A Boston start-up called Verbind Inc. has developed one of the many new software products to help e-commerce sites predict their customers' actions.
By shadowing a site visitor's every move, then crunching the results, Verbind's LifeTime software program is supposed to be able to separate the wheat from the chaff -- or the buyer from the browser.
If that were as far as it went, most people wouldn't object -- but identifying the buying habits of customers just scratches the surface of LifeTime's deep prognostication abilities. In fact, through probing customer-transaction records, ameliorating actions are triggered to stop potential losses before they even happen.
According to the Wall Street Journal, Fidelity Investments, for instance, hopes the software will serve as an early-warning system that lets it know when customers are about to bolt and take their business elsewhere. One sign could be if a customer begins redeeming mutual funds for cash. But here's where it gets sticky. Once this action is flagged, Fidelity would then launch a preemptive strike to save the account -- even though the customer has lodged no complaint.
"If we call them and they say 'I've been taking the money to invest in individual securities,' we could say we're able to help with our discount brokerage business," Sean Belka, senior vice president of customer segment marketing at Fidelity told the WSJ. By the way, Fidelity is one of Verbind's venture-capital backers.
How does it work?
Ordinary database marketing tools try to predict customer actions based on known habits of demographically similar customers, while LifeTime keeps close tabs on an individual buyer's transaction history on its "virtual map." It monitors a wide variety of activities, from calls to customer-service lines to transactions performed at a bank's automated teller machines.
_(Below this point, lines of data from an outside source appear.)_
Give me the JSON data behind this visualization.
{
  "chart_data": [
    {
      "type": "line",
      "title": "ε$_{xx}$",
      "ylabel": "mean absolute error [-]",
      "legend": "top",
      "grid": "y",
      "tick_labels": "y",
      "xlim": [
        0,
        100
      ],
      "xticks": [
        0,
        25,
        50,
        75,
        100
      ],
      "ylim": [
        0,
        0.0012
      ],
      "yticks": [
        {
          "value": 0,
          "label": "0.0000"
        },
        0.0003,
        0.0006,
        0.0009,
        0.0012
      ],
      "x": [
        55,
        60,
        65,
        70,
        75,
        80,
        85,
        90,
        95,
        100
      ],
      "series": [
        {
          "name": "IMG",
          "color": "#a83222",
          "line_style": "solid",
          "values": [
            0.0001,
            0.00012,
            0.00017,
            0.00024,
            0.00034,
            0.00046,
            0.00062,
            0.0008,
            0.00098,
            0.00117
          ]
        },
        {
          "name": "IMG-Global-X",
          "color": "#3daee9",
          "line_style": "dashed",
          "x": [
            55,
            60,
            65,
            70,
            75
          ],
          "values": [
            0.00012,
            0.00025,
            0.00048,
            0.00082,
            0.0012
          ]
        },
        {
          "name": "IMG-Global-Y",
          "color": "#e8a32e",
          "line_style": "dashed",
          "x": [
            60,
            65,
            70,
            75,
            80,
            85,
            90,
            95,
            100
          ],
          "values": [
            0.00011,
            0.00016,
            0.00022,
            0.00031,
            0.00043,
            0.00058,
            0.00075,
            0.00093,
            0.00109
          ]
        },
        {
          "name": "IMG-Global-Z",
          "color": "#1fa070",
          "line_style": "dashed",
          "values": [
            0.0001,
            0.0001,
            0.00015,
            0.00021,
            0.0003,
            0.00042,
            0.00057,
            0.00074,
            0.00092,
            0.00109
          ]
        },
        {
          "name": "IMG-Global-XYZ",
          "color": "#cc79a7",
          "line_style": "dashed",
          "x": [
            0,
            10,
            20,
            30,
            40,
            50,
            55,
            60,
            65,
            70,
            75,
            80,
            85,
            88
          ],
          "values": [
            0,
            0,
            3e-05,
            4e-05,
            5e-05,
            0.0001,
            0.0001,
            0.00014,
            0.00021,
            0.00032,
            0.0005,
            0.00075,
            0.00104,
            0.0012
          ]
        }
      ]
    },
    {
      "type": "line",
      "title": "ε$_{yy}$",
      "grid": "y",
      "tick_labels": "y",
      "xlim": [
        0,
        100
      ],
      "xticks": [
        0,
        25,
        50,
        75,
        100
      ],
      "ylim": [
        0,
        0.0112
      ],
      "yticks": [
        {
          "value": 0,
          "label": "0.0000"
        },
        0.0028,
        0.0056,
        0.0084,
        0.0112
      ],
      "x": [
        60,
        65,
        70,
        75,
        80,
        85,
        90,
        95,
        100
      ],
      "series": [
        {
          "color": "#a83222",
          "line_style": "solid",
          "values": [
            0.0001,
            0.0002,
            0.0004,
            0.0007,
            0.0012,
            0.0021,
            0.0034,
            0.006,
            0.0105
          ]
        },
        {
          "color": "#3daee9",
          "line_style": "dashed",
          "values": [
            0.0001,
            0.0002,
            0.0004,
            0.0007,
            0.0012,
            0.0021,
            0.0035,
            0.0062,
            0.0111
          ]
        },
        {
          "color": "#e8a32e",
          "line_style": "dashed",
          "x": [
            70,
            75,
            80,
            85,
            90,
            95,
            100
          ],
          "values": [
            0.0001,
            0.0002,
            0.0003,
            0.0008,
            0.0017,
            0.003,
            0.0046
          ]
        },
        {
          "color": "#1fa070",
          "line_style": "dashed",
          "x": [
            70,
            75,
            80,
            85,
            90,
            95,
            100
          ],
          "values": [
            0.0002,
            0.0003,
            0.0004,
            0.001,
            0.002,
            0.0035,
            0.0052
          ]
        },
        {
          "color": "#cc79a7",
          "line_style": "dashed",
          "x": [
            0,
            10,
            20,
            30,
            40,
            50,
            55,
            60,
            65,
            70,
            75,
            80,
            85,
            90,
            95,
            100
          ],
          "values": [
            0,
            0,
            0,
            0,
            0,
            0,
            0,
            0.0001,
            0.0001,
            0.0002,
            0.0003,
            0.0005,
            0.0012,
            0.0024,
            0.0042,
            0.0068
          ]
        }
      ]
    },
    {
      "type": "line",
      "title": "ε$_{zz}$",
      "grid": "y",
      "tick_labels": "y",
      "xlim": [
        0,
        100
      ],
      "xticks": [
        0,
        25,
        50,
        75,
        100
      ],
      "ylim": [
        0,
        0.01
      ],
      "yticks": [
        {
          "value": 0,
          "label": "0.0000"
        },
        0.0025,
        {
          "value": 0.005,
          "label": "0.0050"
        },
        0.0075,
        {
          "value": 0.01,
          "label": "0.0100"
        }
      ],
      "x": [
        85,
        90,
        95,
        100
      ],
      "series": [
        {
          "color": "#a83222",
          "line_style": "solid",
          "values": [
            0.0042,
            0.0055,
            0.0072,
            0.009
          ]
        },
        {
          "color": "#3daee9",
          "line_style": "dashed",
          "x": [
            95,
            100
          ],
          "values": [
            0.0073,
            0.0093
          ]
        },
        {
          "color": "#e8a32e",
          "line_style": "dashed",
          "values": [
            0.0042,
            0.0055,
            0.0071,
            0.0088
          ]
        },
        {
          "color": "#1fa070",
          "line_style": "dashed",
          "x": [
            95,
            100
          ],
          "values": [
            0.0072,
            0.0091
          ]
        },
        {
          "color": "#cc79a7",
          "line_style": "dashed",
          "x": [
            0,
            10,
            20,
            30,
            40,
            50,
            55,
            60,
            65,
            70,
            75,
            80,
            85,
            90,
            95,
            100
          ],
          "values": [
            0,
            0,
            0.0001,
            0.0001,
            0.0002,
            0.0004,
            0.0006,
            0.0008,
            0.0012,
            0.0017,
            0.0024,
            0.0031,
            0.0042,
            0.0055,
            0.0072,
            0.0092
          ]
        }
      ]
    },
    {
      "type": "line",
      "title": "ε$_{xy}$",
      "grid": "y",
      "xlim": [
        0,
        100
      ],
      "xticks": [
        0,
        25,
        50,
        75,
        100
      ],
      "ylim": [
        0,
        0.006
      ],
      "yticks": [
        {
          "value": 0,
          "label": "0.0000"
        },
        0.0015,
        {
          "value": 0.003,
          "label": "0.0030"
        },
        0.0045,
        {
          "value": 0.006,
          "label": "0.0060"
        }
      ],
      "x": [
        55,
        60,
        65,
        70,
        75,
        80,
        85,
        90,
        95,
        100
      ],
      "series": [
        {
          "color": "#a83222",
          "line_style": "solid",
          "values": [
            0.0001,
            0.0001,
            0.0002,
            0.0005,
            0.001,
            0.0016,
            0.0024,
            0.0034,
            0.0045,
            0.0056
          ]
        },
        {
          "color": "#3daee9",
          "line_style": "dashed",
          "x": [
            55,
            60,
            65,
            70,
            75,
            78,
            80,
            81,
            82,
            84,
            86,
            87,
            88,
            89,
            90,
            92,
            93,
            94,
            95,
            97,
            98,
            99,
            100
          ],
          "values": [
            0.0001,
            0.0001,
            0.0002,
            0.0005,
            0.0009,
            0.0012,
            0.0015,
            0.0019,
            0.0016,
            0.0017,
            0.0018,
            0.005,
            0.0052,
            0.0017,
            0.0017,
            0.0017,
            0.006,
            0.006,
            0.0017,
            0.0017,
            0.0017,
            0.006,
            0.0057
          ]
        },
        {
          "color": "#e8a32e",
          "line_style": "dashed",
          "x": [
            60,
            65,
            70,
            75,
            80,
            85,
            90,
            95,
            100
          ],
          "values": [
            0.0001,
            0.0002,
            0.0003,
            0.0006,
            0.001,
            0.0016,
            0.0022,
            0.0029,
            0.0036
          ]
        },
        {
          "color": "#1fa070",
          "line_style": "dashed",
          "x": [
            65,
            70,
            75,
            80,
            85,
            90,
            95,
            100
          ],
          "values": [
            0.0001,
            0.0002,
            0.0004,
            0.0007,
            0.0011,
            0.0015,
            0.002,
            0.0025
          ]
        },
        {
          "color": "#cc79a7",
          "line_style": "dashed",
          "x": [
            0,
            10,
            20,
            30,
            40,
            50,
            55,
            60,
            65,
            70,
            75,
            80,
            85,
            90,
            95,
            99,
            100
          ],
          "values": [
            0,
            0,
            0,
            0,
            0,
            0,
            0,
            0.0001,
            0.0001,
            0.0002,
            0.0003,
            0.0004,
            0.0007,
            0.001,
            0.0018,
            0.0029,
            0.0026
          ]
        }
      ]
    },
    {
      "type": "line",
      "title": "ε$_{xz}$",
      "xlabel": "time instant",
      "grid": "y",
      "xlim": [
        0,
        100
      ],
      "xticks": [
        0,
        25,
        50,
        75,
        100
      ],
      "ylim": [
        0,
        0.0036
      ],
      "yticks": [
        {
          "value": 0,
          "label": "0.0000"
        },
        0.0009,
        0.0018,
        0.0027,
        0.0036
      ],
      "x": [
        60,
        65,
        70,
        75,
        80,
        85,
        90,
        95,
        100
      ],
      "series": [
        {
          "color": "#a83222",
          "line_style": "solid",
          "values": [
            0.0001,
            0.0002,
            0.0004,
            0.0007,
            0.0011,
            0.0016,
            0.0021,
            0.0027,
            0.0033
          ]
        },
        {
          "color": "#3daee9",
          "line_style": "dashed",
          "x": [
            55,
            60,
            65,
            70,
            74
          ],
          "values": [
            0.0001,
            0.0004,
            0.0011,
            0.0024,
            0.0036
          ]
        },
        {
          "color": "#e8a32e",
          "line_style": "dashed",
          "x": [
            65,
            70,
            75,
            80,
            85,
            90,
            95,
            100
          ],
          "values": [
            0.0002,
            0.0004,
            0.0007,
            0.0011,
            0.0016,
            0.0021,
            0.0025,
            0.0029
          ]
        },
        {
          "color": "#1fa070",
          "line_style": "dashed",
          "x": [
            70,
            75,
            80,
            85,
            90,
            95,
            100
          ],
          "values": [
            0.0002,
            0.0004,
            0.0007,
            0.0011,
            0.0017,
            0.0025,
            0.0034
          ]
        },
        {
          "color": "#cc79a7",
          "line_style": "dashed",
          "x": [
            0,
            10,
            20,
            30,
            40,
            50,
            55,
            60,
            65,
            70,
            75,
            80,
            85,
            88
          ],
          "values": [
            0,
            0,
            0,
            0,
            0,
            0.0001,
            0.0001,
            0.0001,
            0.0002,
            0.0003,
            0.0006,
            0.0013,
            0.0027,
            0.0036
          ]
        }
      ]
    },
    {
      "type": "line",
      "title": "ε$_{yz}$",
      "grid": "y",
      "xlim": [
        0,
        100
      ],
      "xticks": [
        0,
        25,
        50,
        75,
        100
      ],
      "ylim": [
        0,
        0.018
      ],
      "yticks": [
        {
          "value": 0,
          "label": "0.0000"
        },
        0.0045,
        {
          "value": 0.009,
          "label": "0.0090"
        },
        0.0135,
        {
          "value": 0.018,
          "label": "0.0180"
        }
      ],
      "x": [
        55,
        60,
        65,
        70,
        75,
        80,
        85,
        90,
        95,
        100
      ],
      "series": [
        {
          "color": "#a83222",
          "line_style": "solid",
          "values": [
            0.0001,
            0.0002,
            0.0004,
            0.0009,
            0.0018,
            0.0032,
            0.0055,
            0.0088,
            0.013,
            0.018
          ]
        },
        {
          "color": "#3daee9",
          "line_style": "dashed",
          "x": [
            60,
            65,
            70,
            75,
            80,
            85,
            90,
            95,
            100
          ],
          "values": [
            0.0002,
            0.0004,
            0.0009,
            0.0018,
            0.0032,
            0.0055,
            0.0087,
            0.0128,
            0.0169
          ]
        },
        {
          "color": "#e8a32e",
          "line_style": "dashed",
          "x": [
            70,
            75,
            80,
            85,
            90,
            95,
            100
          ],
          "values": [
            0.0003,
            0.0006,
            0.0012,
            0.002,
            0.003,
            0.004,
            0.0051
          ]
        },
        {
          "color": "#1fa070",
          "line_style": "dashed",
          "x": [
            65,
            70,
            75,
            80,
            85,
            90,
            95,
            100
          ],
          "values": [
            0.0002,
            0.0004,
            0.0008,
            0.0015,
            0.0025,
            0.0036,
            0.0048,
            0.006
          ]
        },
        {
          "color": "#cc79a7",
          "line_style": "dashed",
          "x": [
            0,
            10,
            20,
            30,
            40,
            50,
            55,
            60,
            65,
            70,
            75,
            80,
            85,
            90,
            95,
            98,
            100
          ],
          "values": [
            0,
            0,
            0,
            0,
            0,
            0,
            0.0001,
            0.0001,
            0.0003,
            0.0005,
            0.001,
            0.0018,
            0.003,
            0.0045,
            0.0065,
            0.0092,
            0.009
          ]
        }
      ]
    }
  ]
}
Verbind executives told WSJ that they don't think customers will feel their privacy is being violated if its system prompts calls from a bank or a catalog company with which the customers already have dealings.
What planet are they from?
This is exactly the kind of invasion of privacy George Orwell foreshadowed in his novel "1984." Not only does this automated Big Brother from Verbind spy on your every move, but it also alerts company thought-police to make sure you don't stop buying, or exercise your right to do business elsewhere -- without a little arm twisting first. The only thing it could do that would be more invasive would be to give you an electric shock every time you failed to make a purchase.
This type of over-aggressive marketing that turns technology into a pushy salesperson is fueling the popularity of Truste's Web site. The company promotes programs that protect everyone's right to privacy. In addition, Truste educates consumers on how to protect themselves against the type of invasive probing software programs like LifeTime perform.
The best way an e-commerce site can guarantee that its customers will keep coming back, is not to snoop on them or dun them, but instead give them great service and a good product.